Cionondimeno, la Corte conferma che quell’accertamento della nullità intervenuto in grado di appello, benché non possa sfociare in una dichiarazione in dispositivo, è suscettibile di acquisire efficacia di giudicato tra le parti, precludendo, in un successivo giudizio, la possibilità di essere rimesso in discussione (cfr. SSUU nn. 26342-26343 del 2014).

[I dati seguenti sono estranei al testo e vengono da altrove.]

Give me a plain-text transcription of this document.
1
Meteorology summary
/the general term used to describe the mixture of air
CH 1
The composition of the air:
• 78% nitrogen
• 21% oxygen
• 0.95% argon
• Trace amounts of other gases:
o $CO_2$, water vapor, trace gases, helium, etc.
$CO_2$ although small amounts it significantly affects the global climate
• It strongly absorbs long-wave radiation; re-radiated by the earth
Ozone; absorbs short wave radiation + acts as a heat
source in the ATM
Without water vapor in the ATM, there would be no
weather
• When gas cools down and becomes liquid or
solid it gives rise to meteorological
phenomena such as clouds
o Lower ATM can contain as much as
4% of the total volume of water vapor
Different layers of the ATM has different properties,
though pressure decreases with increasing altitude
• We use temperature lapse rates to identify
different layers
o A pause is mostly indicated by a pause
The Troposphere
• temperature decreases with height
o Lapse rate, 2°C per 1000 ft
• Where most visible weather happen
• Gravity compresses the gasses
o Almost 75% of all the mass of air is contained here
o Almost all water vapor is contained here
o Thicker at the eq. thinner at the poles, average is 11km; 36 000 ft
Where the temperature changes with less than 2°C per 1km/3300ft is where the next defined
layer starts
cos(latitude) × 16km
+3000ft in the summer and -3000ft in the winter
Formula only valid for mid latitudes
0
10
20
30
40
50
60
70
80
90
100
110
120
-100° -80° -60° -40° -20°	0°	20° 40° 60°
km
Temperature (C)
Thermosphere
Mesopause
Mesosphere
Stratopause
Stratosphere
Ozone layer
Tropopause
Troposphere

Alla luce di tali consolidati principi giurisprudenziali, dunque, la Corte di Cassazione giunge a risolvere la peculiare questione in esame. Il ricorso non trova accoglimento sia perché una domanda di nullità non è mai stata proposta nel corso del giudizio di primo grado, sia perché un’azione di simulazione, strumentale all’esercizio del diritto di opposizione, presuppone sempre la validità della donazione, elemento che, nel caso di specie, difetta.
Resta fermo, tuttavia, che l’accertamento della nullità compiuto d’ufficio dai giudici di appello sia inoppugnabile nei rapporti tra le parti del giudizio. Conseguentemente, le ricorrenti ben potranno fruire dei vantaggi di tale giudicato quando, all’apertura della successione dei donanti, verrà verificata l’effettiva consistenza del loro patrimonio, che includerà“anche quei beni solo apparentemente fuoriusciti con la stipula degli atti oggetto di causa”.